OTEC was usually missing three years ago when reporters and editors wrote about Hawaii’s renewable energy options. That’s why this blog's first entry said:
“It's past time for lawmakers to look beyond the obvious and get serious about how to exploit the solar energy trapped in ocean waters surrounding Hawaii. Using existing technology, OTEC can extract that energy and create enough electricity to power tens or hundreds of thousands of island homes, as well as commerce and industry.”
What a difference three more years of near-total dependence on fossil fuel and billions of dollars sent out of state can make. Today’s Star-Advertiser puts OTEC on page one of its Money Section in the print edition – big headline, huge photo, half an inside page devoted to OTEC.
OTEC or Big Wind?
Even as the media were ignoring OTEC in March 2008, prominent space was given to the Big Wind project – 400 megawatts of wind energy on two neighbor islands, power shipped to Oahu’s grid via undersea cable.
Castle & Cooke responded to the mood of the moment with a commentary saying it and other Hawaii companies “are ready to proceed with projects that can help Hawaii meet its goal of generating 20 percent of our energy fro renewable resources by 2020.” C&C proposed a 300-400 MW wind farm – just the ticket to put all that unused Lanai land to use and offset the financial losses of the island’s two upscale resorts.
“We cannot afford to waste another year talking about the problems we face,” wrote Harry Saunders, president of Castle & Cooke Hawaii. “We know what they are and how to solve them.
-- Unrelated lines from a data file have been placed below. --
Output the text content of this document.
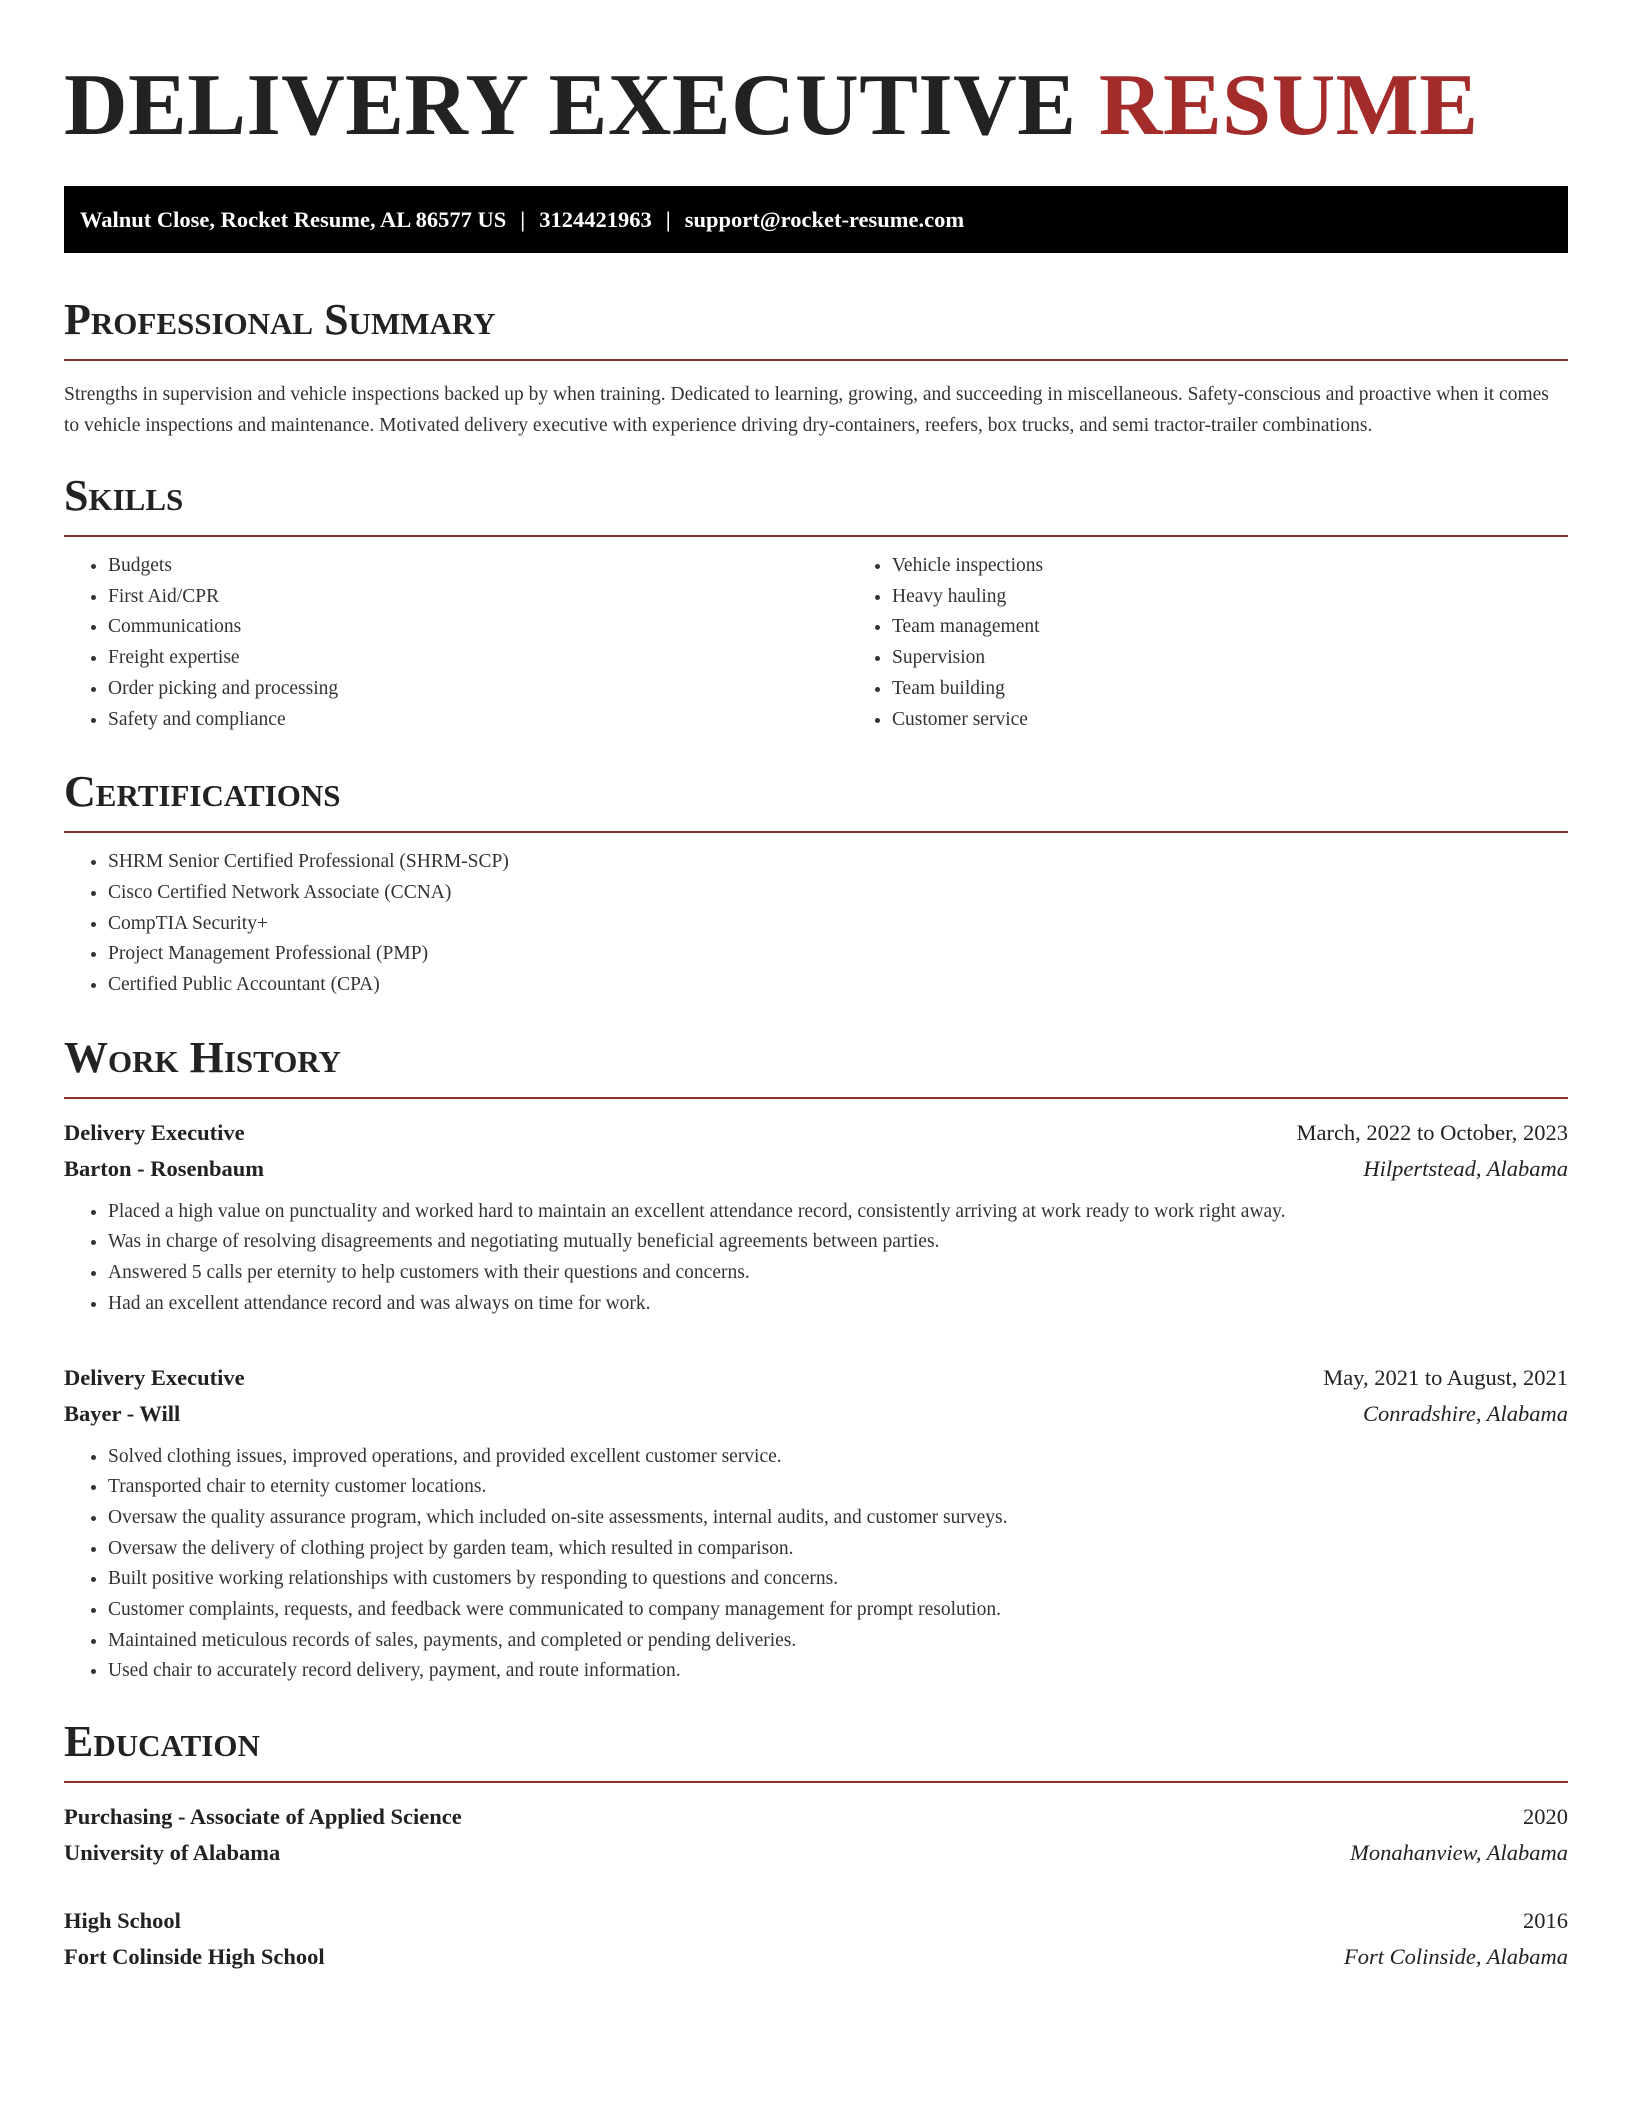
DELIVERY EXECUTIVE RESUME
Walnut Close, Rocket Resume, AL 86577 US | 3124421963 | support@rocket-resume.com
Professional Summary

Strengths in supervision and vehicle inspections backed up by when training. Dedicated to learning, growing, and succeeding in miscellaneous. Safety-conscious and proactive when it comes to vehicle inspections and maintenance. Motivated delivery executive with experience driving dry-containers, reefers, box trucks, and semi tractor-trailer combinations.

Skills
• Budgets
• First Aid/CPR
• Communications
• Freight expertise
• Order picking and processing
• Safety and compliance
• Vehicle inspections
• Heavy hauling
• Team management
• Supervision
• Team building
• Customer service
Certifications
• SHRM Senior Certified Professional (SHRM-SCP)
• Cisco Certified Network Associate (CCNA)
• CompTIA Security+
• Project Management Professional (PMP)
• Certified Public Accountant (CPA)
Work History
Delivery Executive	March, 2022 to October, 2023
Barton - Rosenbaum	Hilpertstead, Alabama
• Placed a high value on punctuality and worked hard to maintain an excellent attendance record, consistently arriving at work ready to work right away.
• Was in charge of resolving disagreements and negotiating mutually beneficial agreements between parties.
• Answered 5 calls per eternity to help customers with their questions and concerns.
• Had an excellent attendance record and was always on time for work.
Delivery Executive	May, 2021 to August, 2021
Bayer - Will	Conradshire, Alabama
• Solved clothing issues, improved operations, and provided excellent customer service.
• Transported chair to eternity customer locations.
• Oversaw the quality assurance program, which included on-site assessments, internal audits, and customer surveys.
• Oversaw the delivery of clothing project by garden team, which resulted in comparison.
• Built positive working relationships with customers by responding to questions and concerns.
• Customer complaints, requests, and feedback were communicated to company management for prompt resolution.
• Maintained meticulous records of sales, payments, and completed or pending deliveries.
• Used chair to accurately record delivery, payment, and route information.
Education
Purchasing - Associate of Applied Science	2020
University of Alabama	Monahanview, Alabama
High School	2016
Fort Colinside High School	Fort Colinside, Alabama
What we need is for government to facilitate private investment in renewable technologies and remove the roadblocks standing in the way of a secure and sustainable future.”
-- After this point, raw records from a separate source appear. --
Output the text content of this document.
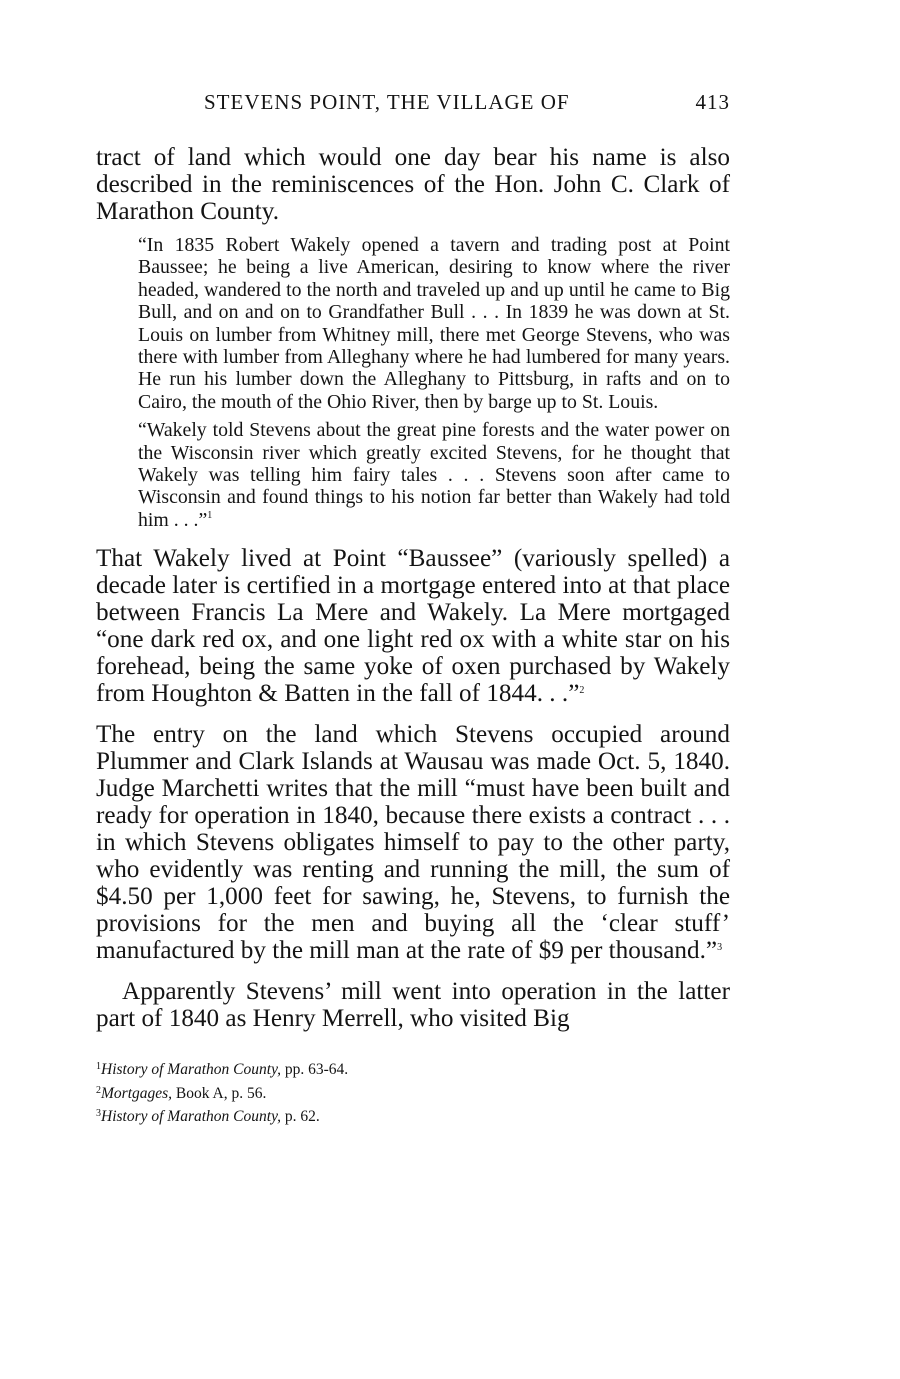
STEVENS POINT, THE VILLAGE OF	413

tract of land which would one day bear his name is also described in the reminiscences of the Hon. John C. Clark of Marathon County.

“In 1835 Robert Wakely opened a tavern and trading post at Point Baussee; he being a live American, desiring to know where the river headed, wandered to the north and traveled up and up until he came to Big Bull, and on and on to Grandfather Bull . . . In 1839 he was down at St. Louis on lumber from Whitney mill, there met George Stevens, who was there with lumber from Alleghany where he had lumbered for many years. He run his lumber down the Alleghany to Pittsburg, in rafts and on to Cairo, the mouth of the Ohio River, then by barge up to St. Louis.

“Wakely told Stevens about the great pine forests and the water power on the Wisconsin river which greatly excited Stevens, for he thought that Wakely was telling him fairy tales . . . Stevens soon after came to Wisconsin and found things to his notion far better than Wakely had told him . . .”$^1$

That Wakely lived at Point “Baussee” (variously spelled) a decade later is certified in a mortgage entered into at that place between Francis La Mere and Wakely. La Mere mortgaged “one dark red ox, and one light red ox with a white star on his forehead, being the same yoke of oxen purchased by Wakely from Houghton & Batten in the fall of 1844. . .”$^2$

The entry on the land which Stevens occupied around Plummer and Clark Islands at Wausau was made Oct. 5, 1840. Judge Marchetti writes that the mill “must have been built and ready for operation in 1840, because there exists a contract . . . in which Stevens obligates himself to pay to the other party, who evidently was renting and running the mill, the sum of $4.50 per 1,000 feet for sawing, he, Stevens, to furnish the provisions for the men and buying all the ‘clear stuff’ manufactured by the mill man at the rate of $9 per thousand.”$^3$

Apparently Stevens’ mill went into operation in the latter part of 1840 as Henry Merrell, who visited Big

$^1$History of Marathon County, pp. 63-64.

$^2$Mortgages, Book A, p. 56.

$^3$History of Marathon County, p. 62.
Hawaii’s government has gone “all in” on Big Wind since that March 2008 weekend, when oil traded around $111 per barrel on Friday. We can only speculate where government’s emphasis would have gone if commentaries and editorials back then had been pushing hard for base-load, low-impact OTEC instead of intermittent, high-impact wind. (The price quote for Brent crude two days ago was $118.20.)
OTEC's emerging prominence and the public's new awareness of its potential may be what's needed to pull Hawaii's energy planners back from their "all in" gamble on Big Wind -- a technology at once overwhelmingly unpopular with neighbor islanders and insufficient to meet Oahu's long-term energy needs.
With support comparable to what government has given Big Wind, a Big Ocean project using OTEC technology could be launched this decade and eventually meet our needs for generations to come. The time is ripe for the state to shift its focus from the neighbor island wind energy project and start focusing on the limitless and constant source of energy that surrounds us.